The lord of the lava lets down his guard near Olafsvik, and in the summer-night light the fishermen unload and leave. Every soul has a place on the docks, a home at the edge of the ness - the shelter of rock, the comfort of moss when the clouds come down.

The Arctic sea lies broody and bronze off the northern coast as a laser-like light nails a town in the fjord. At the Hotel Hofn, the bottle is passed, and spirits are generally high. No one speaks their dormant dread: the coming night.

I have access to the Lake of Lights where light is tenderly dismantled. I have access to the midnight sun. I see it now on your face. See it now on your face.

The boiling blue mud in the sulfuric hills shows a power base, and skeletal factories are keeping the citizens warm. But out in the wind and the rough, grey sand, my ancestors howl: warrior poems, fishing songs, family cries. A falcon dives for the luckless head of a ptarmigan. A farmer pleads with his son to take on the farm. And rock comes blasting from under the earth, a molten message of life. Another layer on another layer as the island grows.
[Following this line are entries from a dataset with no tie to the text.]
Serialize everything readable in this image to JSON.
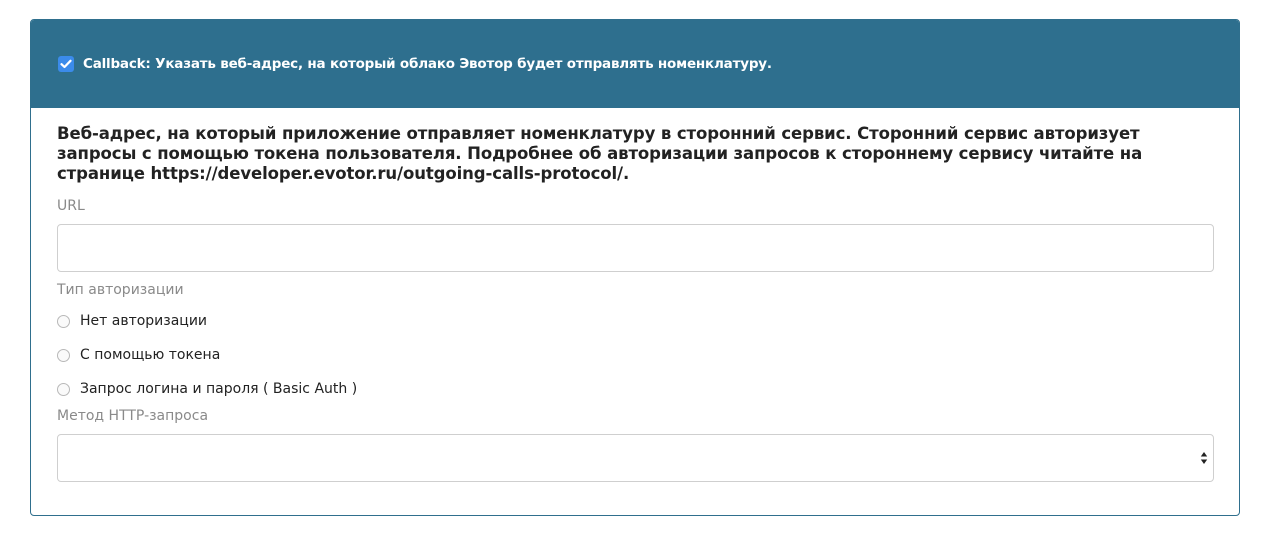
{
  "header": {
    "checkbox_checked": true,
    "checkbox_color": "#3b8beb",
    "background_color": "#2e6f8e",
    "label": "Callback: Указать веб-адрес, на который облако Эвотор будет отправлять номенклатуру."
  },
  "body": {
    "description": "Веб-адрес, на который приложение отправляет номенклатуру в сторонний сервис. Сторонний сервис авторизует запросы с помощью токена пользователя. Подробнее об авторизации запросов к стороннему сервису читайте на странице https://developer.evotor.ru/outgoing-calls-protocol/.",
    "url_field": {
      "label": "URL",
      "value": "",
      "placeholder": ""
    },
    "auth": {
      "label": "Тип авторизации",
      "options": [
        {
          "label": "Нет авторизации",
          "selected": false
        },
        {
          "label": "С помощью токена",
          "selected": false
        },
        {
          "label": "Запрос логина и пароля ( Basic Auth )",
          "selected": false
        }
      ]
    },
    "method": {
      "label": "Метод HTTP-запроса",
      "selected_value": "",
      "icon": "select-arrows-icon"
    }
  }
}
An act of silence on the Lake of Lights: lightning gurgles into liquid. A splintered shadow from the midnight sun leaves a line on your face. I see it now on your face.

Hrapp the killer is gone from the farm; the doorway is clear, and blood from the grisly feuds is powder now, but out on Drangey the moan persists, an outlaw's final sound; on the rocky shore, the past appears like ocean spray. The glacial rivers run milky jade through the lava fields as convenience makes its pitch from across the sea. The door was open, so I stumbled in after being gone so long. I only wanted to touch your Icelandic face.